Le narrateur commence son récit au milieu de l’année 2009 lorsqu’un hippopotame est abattu près du fleuve Magdalena. La nouvelle a fait sensation dans le pays. L’hippopotame est un animal africain. Il n’y a pas d’hippopotame en Colombie, sauf dans les zoos. L’animal avait été acheté par Pablo Escobar, le célèbre chef du cartel de Medellin qui a été tué par la police en 1994. Son zoo privé, un des plus importants de Colombie, avait alors été abandonné à lui-même. Certains animaux avaient été confié à d’autres zoos, mais les hippopotames s’étaient échappés et étaient retournés à la vie sauvage, causant parfois des dommages aux cultures et menaçant la sécurité des gens.

En écoutant cette nouvelle, Antonio Yammara, le narrateur, se rappelle alors le moment où il a fait la connaissance de Ricardo Laverde alors qu’il jouait au billard dans une salle de jeu de Bogota en décembre 1995. Un appareil de télévision était allumé. À l’heure des nouvelles et, après l’annonce d’un nouvel attentat visant une personnalité politique, un reportage sur l’hacienda abandonnée de Pablo Escobar fut présentée expliquant les difficultés qu’avaient les autorités à gérer cet héritage. Une voix s’éleva alors parmi les joueurs d’une autre table : «Que vont-ils faire avec les animaux ? Ils meurent de faim et personne ne s’en préoccupe». C’était Ricardo Laverde.

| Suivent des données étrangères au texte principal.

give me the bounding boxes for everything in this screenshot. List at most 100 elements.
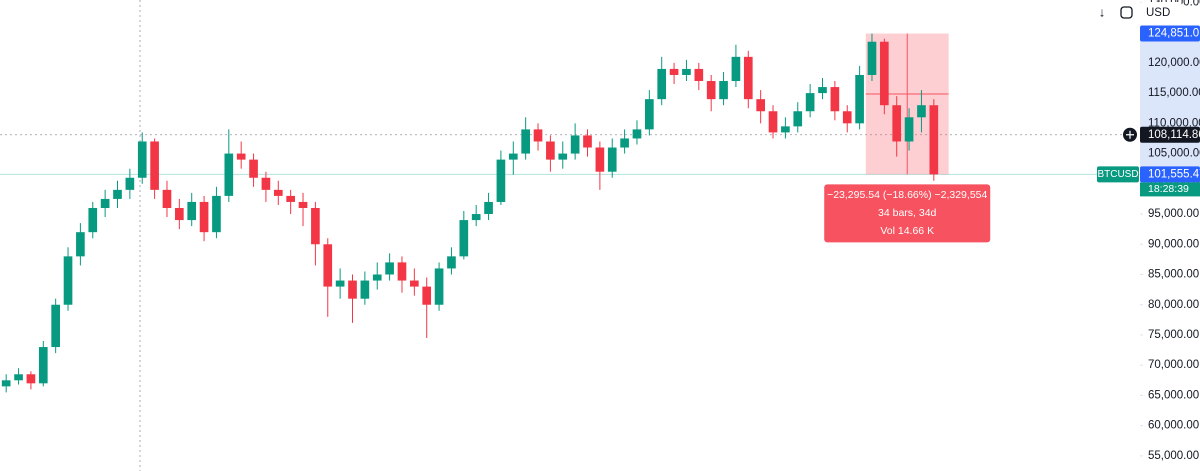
candle-body [249, 159, 258, 178]
candle-body [521, 129, 530, 154]
measure-tooltip-text: −23,295.54 (−18.66%) −2,329,554 [827, 189, 987, 201]
countdown-box [1140, 182, 1200, 197]
y-tick-label: 90,000.00 [1148, 238, 1199, 250]
candle-body [187, 201, 197, 221]
candle-body [150, 141, 159, 190]
candle-body [706, 81, 716, 100]
candle-body [929, 105, 939, 175]
candle-body [311, 207, 320, 245]
candle-body [793, 111, 803, 127]
candle-body [212, 195, 221, 233]
candle-body [570, 135, 580, 154]
candle-body [768, 111, 778, 133]
candle-body [805, 93, 815, 112]
candle-body [867, 41, 877, 75]
y-tick-label: 95,000.00 [1148, 208, 1199, 220]
y-tick-label: 80,000.00 [1148, 299, 1199, 311]
candle-body [137, 141, 147, 178]
candle-body [657, 68, 667, 100]
candle-body [595, 147, 605, 172]
crosshair-add-icon [1126, 130, 1134, 139]
candle-body [694, 68, 704, 82]
candle-body [533, 129, 543, 142]
candle-body [175, 207, 184, 221]
candle-body [397, 262, 407, 281]
candle-body [459, 220, 469, 257]
candle-body [261, 177, 271, 190]
candle-body [335, 280, 345, 287]
candle-body [348, 280, 357, 299]
candle-body [917, 105, 926, 118]
price-label-box [1140, 25, 1200, 42]
candle-body [298, 201, 308, 208]
currency-button[interactable] [1140, 2, 1182, 24]
symbol-label-box [1097, 166, 1139, 183]
candle-body [904, 117, 914, 142]
candle-body [286, 195, 295, 202]
candle-body [781, 126, 790, 133]
candle-body [224, 153, 234, 196]
candle-body [51, 304, 60, 348]
candle-body [100, 198, 110, 208]
candle-body [892, 105, 902, 142]
candle-body [645, 99, 654, 130]
candle-body [818, 87, 827, 94]
candle-body [162, 189, 172, 208]
candle-body [880, 41, 889, 106]
candle-body [669, 68, 679, 75]
candle-body [1, 380, 11, 387]
candle-body [88, 207, 98, 233]
download-icon[interactable]: ↓ [1099, 4, 1106, 19]
candle-body [199, 201, 209, 233]
candle-body [434, 268, 444, 305]
y-tick-label: 70,000.00 [1148, 359, 1199, 371]
y-tick-label: 85,000.00 [1148, 269, 1199, 281]
candle-body [76, 232, 85, 257]
currency-label[interactable]: USD [1146, 7, 1170, 19]
candle-body [113, 189, 122, 199]
candle-body [508, 153, 518, 160]
candle-body [385, 262, 394, 275]
candle-body [273, 189, 283, 196]
candle-body [855, 74, 864, 124]
candle-body [410, 280, 419, 287]
y-tick-label: 55,000.00 [1148, 450, 1199, 462]
y-tick-label: 120,000.00 [1148, 57, 1200, 69]
candle-body [842, 111, 852, 124]
fullscreen-icon[interactable] [1120, 6, 1133, 19]
y-tick-label: 105,000.00 [1148, 148, 1200, 160]
candle-body [484, 201, 493, 215]
y-tick-label: 65,000.00 [1148, 389, 1199, 401]
price-label: 124,851.01 [1148, 28, 1200, 40]
measure-tooltip-text: Vol 14.66 K [880, 225, 934, 237]
candle-body [583, 135, 592, 148]
candle-body [26, 374, 36, 384]
y-tick-label: 110,000.00 [1148, 117, 1200, 129]
candle-body [620, 138, 629, 148]
measure-tooltip [824, 184, 991, 243]
candle-body [236, 153, 246, 160]
candle-body [422, 286, 432, 305]
y-tick-label: 115,000.00 [1148, 87, 1200, 99]
candle-body [558, 153, 568, 160]
candle-body [607, 147, 617, 172]
price-label-box [1140, 166, 1200, 183]
candle-body [496, 159, 506, 202]
candle-body [756, 99, 765, 112]
candle-body [14, 374, 23, 381]
candle-body [38, 347, 48, 384]
candle-body [471, 214, 481, 221]
price-label: 108,114.86 [1148, 129, 1200, 141]
candle-body [731, 56, 741, 82]
overlay-layer: −23,295.54 (−18.66%) −2,329,554 34 bars, … [824, 25, 1200, 243]
candle-body [360, 280, 370, 299]
candle-body [719, 81, 728, 100]
price-label: 101,555.47 [1148, 168, 1200, 180]
candle-body [830, 87, 840, 112]
y-tick-label: 60,000.00 [1148, 420, 1199, 432]
candle-body [125, 177, 135, 190]
toolbar: ↓ USD [1099, 2, 1182, 24]
price-label-box [1140, 126, 1200, 143]
candles [1, 33, 939, 393]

Cet homme d’une cinquantaine d’années qu’on disait récemment libéré d’une sentence de vingt cinq ans de prison intrigua Antonio et, au cours des semaines qui suivirent, il tenta de s’en faire un ami. Il y parvint plus ou moins, mais jamais il ne put le faire parler sur son passé. En réponse à son insistant questionnement, Laverde lui dit : «yo mi vida no se la cuento a cualquiera. No confunda el billar con la amistad» (Moi, ma vie, je ne la raconte pas à n’importe qui. Ne confond pas le billard avec l’amitié).

Quelques semaines après ce refus, alors qu’ils marchaient tous les deux sur le trottoir, une moto s’approcha d’eux et le passager armé d’un pistolet les cribla de balles. Laverde mourut sur le coup. Antonio survécut à ses blessures, mais resta dépressif.

Trois ans plus tard, il reçut un appel de la fille de Laverde, Maya. Elle voulait le rencontrer pour savoir ce qui s’était passé les dernières semaines de la vie de son père. Lors de cette rencontre elle lui révèle tout ce qu’elle a pu apprendre au cours de l’enquête qu’elle a menée pour connaître cet homme qu’elle n’a pratiquement pas connu, car il a été emprisonné alors qu’elle avait 8 ans et sa mère lui avait alors dit qu’il était mort. C’est l’histoire d’une vie qui s’imbrique dans l’histoire de la Colombie des années 70 et 80, plus proche cependant du trafic de la drogue que des luttes politiques qui ont déchirées et déchirent encore ce pays.